Quentin Januel (Aug 30 2023 at 23:09):
Thank you all for the explanations. Again I am very new to lean and probably don't realise the implications of what I'm trying to get, but I would like to clarify a something:
I do agree sometimes it is needed to have a partial function that will not poison, and it is the developer's responsability to make sure there won't be any issue with it. This would be needed for ffi for instance.
I don't mind that, these are implementation details burried in libraries I choose to trust.
However, when writing my own code, I feel like it should immediately know when I'm calling partial functions I wrote, unless I took the decision to mark them non partial after carefully checking them. To me, this is the same kind of difference between having an unsafe function in Rust, and a safe function that internally contain an unsafe block: the latter means the function have been verified manually.
Also I believe this is not just about a termination dogma, but rather having more precise function signatures, letting you know what they can possibly do just by reading their type. Monads provide a similar feature by making the type explicit if a function may use IO or internal state e.g. Why should partial be treated any differently?
Mac Malone (Aug 31 2023 at 00:08):
@Quentin Januel If you are curious about the rational, I think I am be able to explain. The goal of the termination checker in Lean is not primarily to verify that a function terminates. Instead, it verifies termination insofar as it is a necessary requirement to keep the logical system of the theorem prover sound. Thus, definitions like partial
, opaque
, or implemented_by
which may be non-terminating are ignored because they are still guaranteed to be sound for other reasons. On the hand, your desire is that if a definition passes the termination check it guaranteed to terminate as long as the trusted codebase (i.e., core and manually marked functions) terminate.
I think your original idea of a linter (or something in the vein of #print axioms
like #print partial
) would be the best way of handling this (likely in some userland package).
Adomas Baliuka (Aug 31 2023 at 01:33):
Is it possible to prove termination for a concrete function (say without things like IO
for now)? What would that look like?
Also, someone said it's not possible to do partial def
for an uninhabited type. Does "uninhabited" here mean you cannot create an instance or is it about the typeclass Inhabited
? For example, you can make an axiom that allows a contradiction and then partial def
an instance of False
(I tried). It the claim still true? (I guess it doesn't matter in this case since you already have a contradiction, so that's not a good example)
Mac Malone (Aug 31 2023 at 04:13):
ab said:
Is it possible to prove termination for a concrete function (say without things like
IO
for now)? What would that look like?
If the function does not make use of partial
or opaque
definitions then it passing the termination checker is proof it terminates. If it uses partial or opaque definitions, then it is impossible to prove termination because the details of the function are opaque to the prover. One way of verifying termination would be to unfold every definition until the definition is purely composed of constructors (also erasing and prop or type terms since they are irrelevant). If that works, the function terminates. If not, it does not.

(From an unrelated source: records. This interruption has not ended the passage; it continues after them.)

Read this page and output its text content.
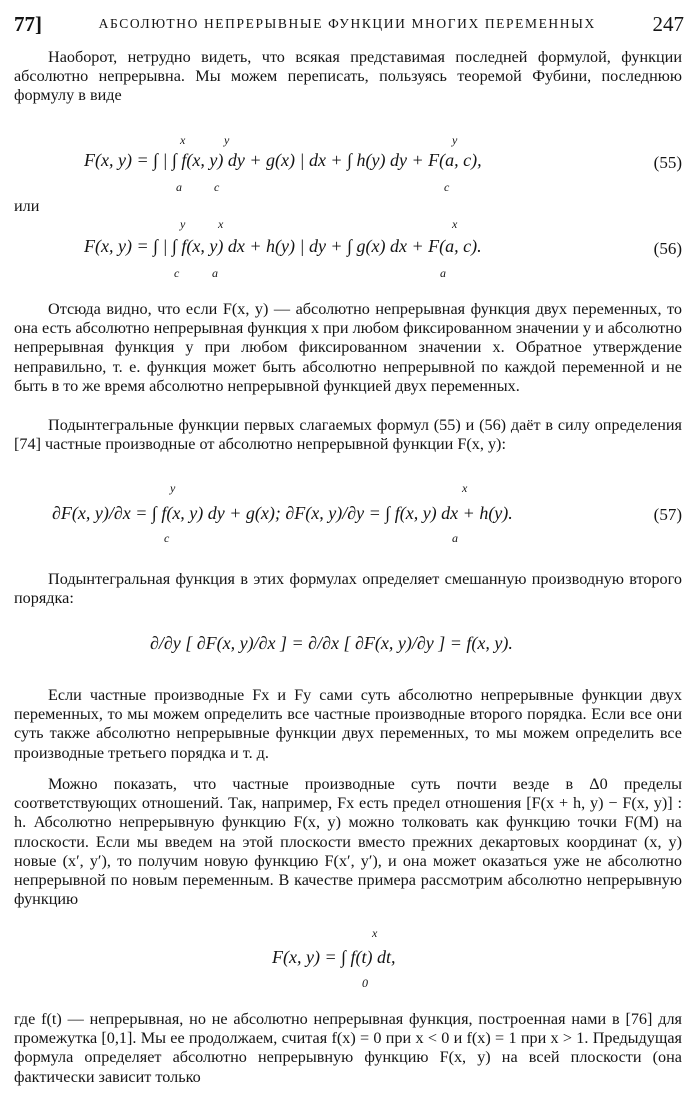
77]	АБСОЛЮТНО НЕПРЕРЫВНЫЕ ФУНКЦИИ МНОГИХ ПЕРЕМЕННЫХ	247

Наоборот, нетрудно видеть, что всякая представимая последней формулой, функции абсолютно непрерывна. Мы можем переписать, пользуясь теоремой Фубини, последнюю формулу в виде

F(x, y) = ∫ | ∫ f(x, y) dy + g(x) | dx + ∫ h(y) dy + F(a, c),
x
a
y
c
y
c
(55)
или
F(x, y) = ∫ | ∫ f(x, y) dx + h(y) | dy + ∫ g(x) dx + F(a, c).
y
c
x
a
x
a
(56)

Отсюда видно, что если F(x, y) — абсолютно непрерывная функция двух переменных, то она есть абсолютно непрерывная функция x при любом фиксированном значении y и абсолютно непрерывная функция y при любом фиксированном значении x. Обратное утверждение неправильно, т. е. функция может быть абсолютно непрерывной по каждой переменной и не быть в то же время абсолютно непрерывной функцией двух переменных.

Подынтегральные функции первых слагаемых формул (55) и (56) даёт в силу определения [74] частные производные от абсолютно непрерывной функции F(x, y):

∂F(x, y)/∂x = ∫ f(x, y) dy + g(x); ∂F(x, y)/∂y = ∫ f(x, y) dx + h(y).
y
c
x
a
(57)

Подынтегральная функция в этих формулах определяет смешанную производную второго порядка:

∂/∂y [ ∂F(x, y)/∂x ] = ∂/∂x [ ∂F(x, y)/∂y ] = f(x, y).

Если частные производные Fx и Fy сами суть абсолютно непрерывные функции двух переменных, то мы можем определить все частные производные второго порядка. Если все они суть также абсолютно непрерывные функции двух переменных, то мы можем определить все производные третьего порядка и т. д.

Можно показать, что частные производные суть почти везде в Δ0 пределы соответствующих отношений. Так, например, Fx есть предел отношения [F(x + h, y) − F(x, y)] : h. Абсолютно непрерывную функцию F(x, y) можно толковать как функцию точки F(M) на плоскости. Если мы введем на этой плоскости вместо прежних декартовых координат (x, y) новые (x′, y′), то получим новую функцию F(x′, y′), и она может оказаться уже не абсолютно непрерывной по новым переменным. В качестве примера рассмотрим абсолютно непрерывную функцию

F(x, y) = ∫ f(t) dt,
x
0

где f(t) — непрерывная, но не абсолютно непрерывная функция, построенная нами в [76] для промежутка [0,1]. Мы ее продолжаем, считая f(x) = 0 при x < 0 и f(x) = 1 при x > 1. Предыдущая формула определяет абсолютно непрерывную функцию F(x, y) на всей плоскости (она фактически зависит только
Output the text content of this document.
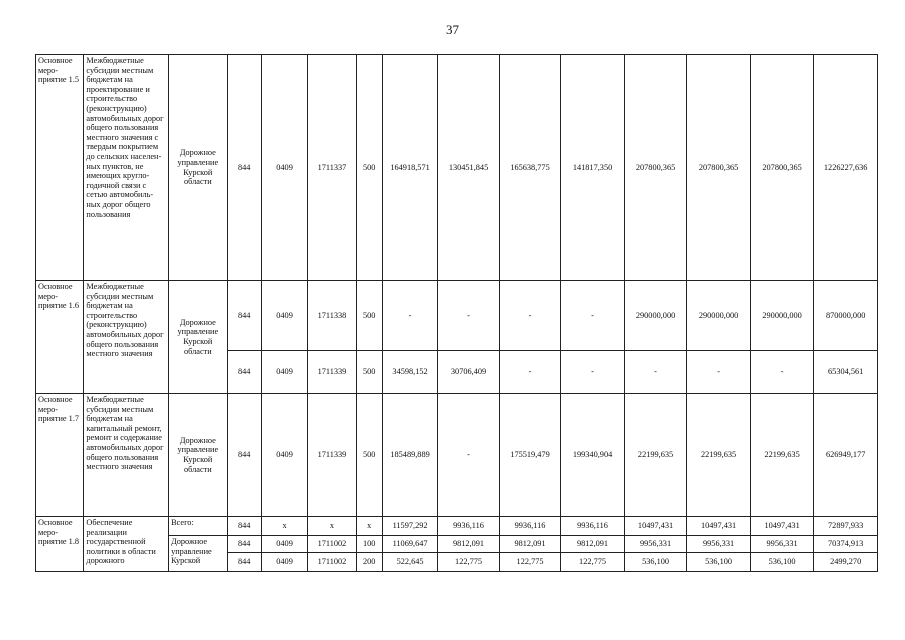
37
Основное меро- приятие 1.5	Межбюджетные субсидии местным бюджетам на проектирование и строительство (реконструкцию) автомобильных дорог общего пользования местного значения с твердым покрытием до сельских населен- ных пунктов, не имеющих кругло- годичной связи с сетью автомобиль- ных дорог общего пользования	Дорожное управление Курской области	844	0409	1711337	500	164918,571	130451,845	165638,775	141817,350	207800,365	207800,365	207800,365	1226227,636
Основное меро- приятие 1.6	Межбюджетные субсидии местным бюджетам на строительство (реконструкцию) автомобильных дорог общего пользования местного значения	Дорожное управление Курской области	844	0409	1711338	500	-	-	-	-	290000,000	290000,000	290000,000	870000,000
			844	0409	1711339	500	34598,152	30706,409	-	-	-	-	-	65304,561
Основное меро- приятие 1.7	Межбюджетные субсидии местным бюджетам на капитальный ремонт, ремонт и содержание автомобильных дорог общего пользования местного значения	Дорожное управление Курской области	844	0409	1711339	500	185489,889	-	175519,479	199340,904	22199,635	22199,635	22199,635	626949,177
Основное меро- приятие 1.8	Обеспечение реализации государственной политики в области дорожного	Всего:	844	x	x	x	11597,292	9936,116	9936,116	9936,116	10497,431	10497,431	10497,431	72897,933
		Дорожное управление Курской	844	0409	1711002	100	11069,647	9812,091	9812,091	9812,091	9956,331	9956,331	9956,331	70374,913
			844	0409	1711002	200	522,645	122,775	122,775	122,775	536,100	536,100	536,100	2499,270
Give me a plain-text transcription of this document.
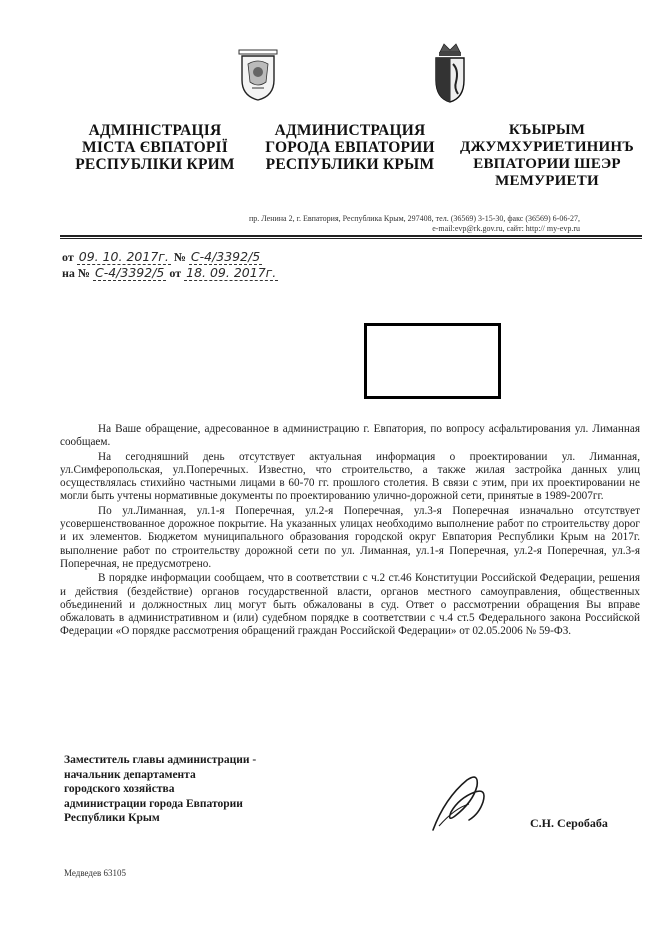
АДМІНІСТРАЦІЯ
МІСТА ЄВПАТОРІЇ
РЕСПУБЛІКИ КРИМ
АДМИНИСТРАЦИЯ
ГОРОДА ЕВПАТОРИИ
РЕСПУБЛИКИ КРЫМ
КЪЫРЫМ
ДЖУМХУРИЕТИНИНЪ
ЕВПАТОРИИ ШЕЭР
МЕМУРИЕТИ
пр. Ленина 2, г. Евпатория, Республика Крым, 297408, тел. (36569) 3-15-30, факс (36569) 6-06-27,
e-mail:evp@rk.gov.ru, сайт: http:// my-evp.ru
от 09. 10. 2017г. № С-4/3392/5
на № С-4/3392/5 от 18. 09. 2017г.

На Ваше обращение, адресованное в администрацию г. Евпатория, по вопросу асфальтирования ул. Лиманная сообщаем.

На сегодняшний день отсутствует актуальная информация о проектировании ул. Лиманная, ул.Симферопольская, ул.Поперечных. Известно, что строительство, а также жилая застройка данных улиц осуществлялась стихийно частными лицами в 60-70 гг. прошлого столетия. В связи с этим, при их проектировании не могли быть учтены нормативные документы по проектированию улично-дорожной сети, принятые в 1989-2007гг.

По ул.Лиманная, ул.1-я Поперечная, ул.2-я Поперечная, ул.3-я Поперечная изначально отсутствует усовершенствованное дорожное покрытие. На указанных улицах необходимо выполнение работ по строительству дорог и их элементов. Бюджетом муниципального образования городской округ Евпатория Республики Крым на 2017г. выполнение работ по строительству дорожной сети по ул. Лиманная, ул.1-я Поперечная, ул.2-я Поперечная, ул.3-я Поперечная, не предусмотрено.

В порядке информации сообщаем, что в соответствии с ч.2 ст.46 Конституции Российской Федерации, решения и действия (бездействие) органов государственной власти, органов местного самоуправления, общественных объединений и должностных лиц могут быть обжалованы в суд. Ответ о рассмотрении обращения Вы вправе обжаловать в административном и (или) судебном порядке в соответствии с ч.4 ст.5 Федерального закона Российской Федерации «О порядке рассмотрения обращений граждан Российской Федерации» от 02.05.2006 № 59-ФЗ.

Заместитель главы администрации -
начальник департамента
городского хозяйства
администрации города Евпатории
Республики Крым	С.Н. Серобаба
Медведев 63105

Mac Malone (Aug 31 2023 at 04:19):
ab said:
Does "uninhabited" here mean you cannot create an instance or is it about the typeclass
Inhabited
?
These notions are meant to be isomorphic (i.e., if can construct an instance of type, you can also construct an instance of Inhabited
for the type). You can also manually provide an instance of the type in the opaque
syntax (e.g., opaque foo : A := <some instance of A>
). This is useful if it being inhabited is dependent on the parameters of the opaque
definition. Furthermore, technically, the requirement is actually just that it has a Nonempty
instance (which is propositional rather than constructive) -- an Inhabited
instance implies a Nonempty
one, but not vice versa (because Nonempty
, since it is propositional, can use axioms / classical logic to generate instances as opposed to constructive logic) and an implementation (e.g. extern
/ implemented_by
) or is marked noncomputable
.
Adomas Baliuka (Aug 31 2023 at 05:59):
@Mac Malone thanks for the answer. What I meant by "proof" was actually being able to write (and prove) something like
def f (x : Nat) : Nat := <... definition depending on definitions of definitions etc.>
theorem terminates_f : Terminates f := ...

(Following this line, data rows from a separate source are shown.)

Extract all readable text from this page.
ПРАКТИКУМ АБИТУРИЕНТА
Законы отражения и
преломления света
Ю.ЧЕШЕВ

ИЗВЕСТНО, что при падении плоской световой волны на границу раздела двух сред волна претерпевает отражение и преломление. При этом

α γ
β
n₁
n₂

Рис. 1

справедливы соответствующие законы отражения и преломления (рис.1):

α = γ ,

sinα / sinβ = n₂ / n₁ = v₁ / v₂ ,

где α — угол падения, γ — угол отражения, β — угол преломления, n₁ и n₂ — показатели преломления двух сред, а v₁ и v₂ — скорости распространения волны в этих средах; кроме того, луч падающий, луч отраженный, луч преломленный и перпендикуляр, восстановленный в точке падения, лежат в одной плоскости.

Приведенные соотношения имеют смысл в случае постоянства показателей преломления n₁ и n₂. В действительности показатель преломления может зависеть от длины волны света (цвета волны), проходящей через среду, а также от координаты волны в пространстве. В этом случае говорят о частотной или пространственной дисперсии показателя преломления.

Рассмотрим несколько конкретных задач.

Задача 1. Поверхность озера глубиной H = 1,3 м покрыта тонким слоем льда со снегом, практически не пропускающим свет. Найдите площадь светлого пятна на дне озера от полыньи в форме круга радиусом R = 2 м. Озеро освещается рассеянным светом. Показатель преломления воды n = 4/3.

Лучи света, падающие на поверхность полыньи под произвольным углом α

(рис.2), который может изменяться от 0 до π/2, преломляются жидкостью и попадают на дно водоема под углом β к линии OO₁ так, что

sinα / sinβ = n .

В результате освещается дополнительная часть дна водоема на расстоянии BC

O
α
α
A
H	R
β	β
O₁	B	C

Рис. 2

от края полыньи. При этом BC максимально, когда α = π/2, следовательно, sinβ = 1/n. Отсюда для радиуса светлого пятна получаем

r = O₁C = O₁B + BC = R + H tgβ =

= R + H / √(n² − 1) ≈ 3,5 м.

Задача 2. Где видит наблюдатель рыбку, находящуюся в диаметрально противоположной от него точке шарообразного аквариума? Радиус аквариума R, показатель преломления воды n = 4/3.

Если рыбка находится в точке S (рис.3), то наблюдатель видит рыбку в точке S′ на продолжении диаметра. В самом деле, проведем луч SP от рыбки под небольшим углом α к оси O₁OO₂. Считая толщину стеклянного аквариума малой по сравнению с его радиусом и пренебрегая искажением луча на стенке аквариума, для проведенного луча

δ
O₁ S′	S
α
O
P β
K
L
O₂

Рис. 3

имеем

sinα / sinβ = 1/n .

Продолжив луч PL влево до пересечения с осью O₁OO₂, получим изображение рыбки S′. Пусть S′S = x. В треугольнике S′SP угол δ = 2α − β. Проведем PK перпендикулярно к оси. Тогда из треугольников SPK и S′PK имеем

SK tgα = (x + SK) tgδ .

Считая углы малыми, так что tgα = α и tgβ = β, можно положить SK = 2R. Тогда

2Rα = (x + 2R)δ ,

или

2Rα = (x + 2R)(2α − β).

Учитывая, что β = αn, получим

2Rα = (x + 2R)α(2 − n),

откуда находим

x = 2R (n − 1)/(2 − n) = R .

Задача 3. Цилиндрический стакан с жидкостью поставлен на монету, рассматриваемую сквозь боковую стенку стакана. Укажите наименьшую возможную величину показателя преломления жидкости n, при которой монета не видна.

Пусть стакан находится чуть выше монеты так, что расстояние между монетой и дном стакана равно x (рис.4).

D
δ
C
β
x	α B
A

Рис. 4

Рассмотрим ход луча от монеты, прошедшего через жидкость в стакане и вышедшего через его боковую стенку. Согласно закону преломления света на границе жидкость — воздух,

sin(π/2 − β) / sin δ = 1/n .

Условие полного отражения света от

I.e., encoding the statement within Lean. Can one prove that "after expanding definitions, f
is a composition of constructors"?
Mac Malone (Aug 31 2023 at 06:05):
@ab That seems difficult. For one, even formalizing Terminates f
is hard. (And, of course, in the general case, is the halting problem.) I am not sure how would go or about this or if this is even possible within Lean's theory.

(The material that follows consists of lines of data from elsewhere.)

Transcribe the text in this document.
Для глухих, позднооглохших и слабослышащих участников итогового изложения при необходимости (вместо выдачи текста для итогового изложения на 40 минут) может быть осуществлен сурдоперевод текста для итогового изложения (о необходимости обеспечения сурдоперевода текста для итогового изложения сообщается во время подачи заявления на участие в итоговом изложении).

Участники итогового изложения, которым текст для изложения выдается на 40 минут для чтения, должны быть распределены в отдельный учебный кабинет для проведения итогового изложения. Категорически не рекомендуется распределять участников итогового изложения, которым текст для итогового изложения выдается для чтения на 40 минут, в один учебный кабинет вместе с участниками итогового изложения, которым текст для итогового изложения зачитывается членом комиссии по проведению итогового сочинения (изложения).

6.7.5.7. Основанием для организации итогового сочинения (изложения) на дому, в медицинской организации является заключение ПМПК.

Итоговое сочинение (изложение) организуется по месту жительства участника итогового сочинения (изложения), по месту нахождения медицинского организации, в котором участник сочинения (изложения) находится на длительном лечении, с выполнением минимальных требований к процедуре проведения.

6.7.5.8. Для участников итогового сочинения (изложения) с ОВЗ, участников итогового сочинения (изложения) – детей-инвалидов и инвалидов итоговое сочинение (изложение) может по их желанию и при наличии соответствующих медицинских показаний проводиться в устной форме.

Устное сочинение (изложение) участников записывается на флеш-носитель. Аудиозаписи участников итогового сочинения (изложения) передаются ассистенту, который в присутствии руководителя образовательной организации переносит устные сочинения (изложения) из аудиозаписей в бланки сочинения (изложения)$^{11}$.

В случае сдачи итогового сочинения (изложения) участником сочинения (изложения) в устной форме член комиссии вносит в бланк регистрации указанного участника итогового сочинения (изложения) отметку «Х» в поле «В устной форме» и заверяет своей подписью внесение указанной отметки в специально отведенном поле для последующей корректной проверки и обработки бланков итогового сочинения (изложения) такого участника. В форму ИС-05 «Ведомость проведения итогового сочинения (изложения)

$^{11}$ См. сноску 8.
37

Adomas Baliuka (Aug 31 2023 at 06:10):
@Mac Malone maybe an easier question first: Is it possible to formalize and prove "f
is a constructor for some inductive type"?
Mac Malone (Aug 31 2023 at 06:14):
@ab I would imagine probably not. By the substitution rule for equality anything you can prove about a construct you can prove about something equal to a construct (which, e.g., could be an opaque
definition). The only way I can think of doing this at the moment would be proving it about Lean's metalanguage itself (i.e., about Expr
and Environments and the such) and that is not very amendable to proofs (i.e., it uses at lot of partials and opaques).
Mac Malone (Aug 31 2023 at 06:16):
This is why I think a linter would be easier. That way you can just reason about definitions programmatically and check whether they can reduce to such a result. Its not quite the level the guarantee of a theorem
, but it seems good enough for most use cases (as even the theorem
as caveats like the compiler actually producing semantically correct code).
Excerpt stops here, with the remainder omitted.